Physical Activity Motives in the Exercise and Self-Esteem Relationship
*Corresponding author: Jason P. Willow*
Aims and Objectives
The purpose of this investigation was to extend research examining physical and social influences in the exercise/self-esteem relationship by investigating the moderating role of physical activity motives. Research reveals multiple motives for exercise participation beyond physical health enhancement. It is thought that these motives may play an important role in the relationship between exercise and self-esteem. Previous research has established the contribution of the physical self-system in the relationship. Furthermore, research examining the contribution social self-system has shown promise, yet the mechanisms operating in the relationship are less clear. It was hypothesized that motivation for physical activity participation may be such a mechanism.
A population of 147 undergraduates completed assessments of physical activity participation, motives for physical activity, and physical, social and global self-perceptions.
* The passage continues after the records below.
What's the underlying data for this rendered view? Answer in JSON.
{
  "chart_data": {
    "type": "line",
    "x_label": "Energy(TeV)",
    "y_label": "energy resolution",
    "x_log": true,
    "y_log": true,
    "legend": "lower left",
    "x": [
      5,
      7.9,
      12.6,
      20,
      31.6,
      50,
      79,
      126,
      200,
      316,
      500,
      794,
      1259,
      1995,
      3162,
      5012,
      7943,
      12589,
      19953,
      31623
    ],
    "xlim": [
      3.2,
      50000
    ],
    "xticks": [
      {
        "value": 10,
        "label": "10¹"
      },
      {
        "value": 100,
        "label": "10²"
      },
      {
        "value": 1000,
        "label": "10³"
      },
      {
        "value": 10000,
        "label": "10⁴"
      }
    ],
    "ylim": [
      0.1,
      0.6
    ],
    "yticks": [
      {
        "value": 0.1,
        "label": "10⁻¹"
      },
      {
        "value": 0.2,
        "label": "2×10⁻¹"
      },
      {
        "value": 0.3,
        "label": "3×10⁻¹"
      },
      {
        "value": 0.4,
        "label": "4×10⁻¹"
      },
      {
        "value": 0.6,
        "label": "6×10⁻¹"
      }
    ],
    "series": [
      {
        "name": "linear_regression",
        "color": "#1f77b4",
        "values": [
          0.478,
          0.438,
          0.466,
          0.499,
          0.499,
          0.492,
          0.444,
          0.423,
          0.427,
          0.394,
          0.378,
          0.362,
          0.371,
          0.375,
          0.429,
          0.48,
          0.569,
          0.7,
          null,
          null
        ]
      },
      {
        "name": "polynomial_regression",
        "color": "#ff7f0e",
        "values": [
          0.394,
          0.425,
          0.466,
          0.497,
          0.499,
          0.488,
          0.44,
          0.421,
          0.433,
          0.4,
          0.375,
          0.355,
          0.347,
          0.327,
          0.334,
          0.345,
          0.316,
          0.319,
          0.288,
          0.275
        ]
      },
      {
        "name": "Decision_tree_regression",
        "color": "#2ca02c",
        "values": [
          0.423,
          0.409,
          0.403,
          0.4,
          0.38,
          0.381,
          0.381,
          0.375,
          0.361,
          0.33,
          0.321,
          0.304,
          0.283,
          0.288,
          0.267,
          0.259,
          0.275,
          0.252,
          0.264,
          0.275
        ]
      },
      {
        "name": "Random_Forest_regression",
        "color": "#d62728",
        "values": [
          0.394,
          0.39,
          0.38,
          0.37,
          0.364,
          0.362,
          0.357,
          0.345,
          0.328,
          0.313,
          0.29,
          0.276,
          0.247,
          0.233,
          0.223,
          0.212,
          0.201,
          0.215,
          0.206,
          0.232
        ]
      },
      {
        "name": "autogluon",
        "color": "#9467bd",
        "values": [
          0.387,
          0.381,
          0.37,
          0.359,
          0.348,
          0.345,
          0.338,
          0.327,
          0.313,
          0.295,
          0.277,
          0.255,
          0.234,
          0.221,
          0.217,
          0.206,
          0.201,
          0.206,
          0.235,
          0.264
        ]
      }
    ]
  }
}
As expected, physical activity participation influenced self-esteem through both physical and social systems. Additionally, socially motivated exercisers exhibited greater self-esteem enhancement through the social as opposed to the physical self-system.
The hypothesis that physical activity motives would play an important role in determining the pathway through which physical activity participation influences self-esteem was partially supported. Results showed that those who reported social motives for physical activity showed greater enhancement in self-esteem through the social self-system, while physical motives did not serve a moderating role. The findings from the present investigation are important not only from the perspective of self-esteem theory but also with regard to the numerous practical implications of the results. The findings confirm that the relationship between exercise participation and self-esteem is more complex than previously thought in that physical activity participation influences self-esteem through multiple pathways. What remains to be investigated is how to best flesh out which pathway is more meaningful to the exerciser and then how to best serve the interests of the exerciser with the ultimate goal of enhancing self-esteem.
Self-esteem, Physical activity, Exercise, Self-concept, Motives.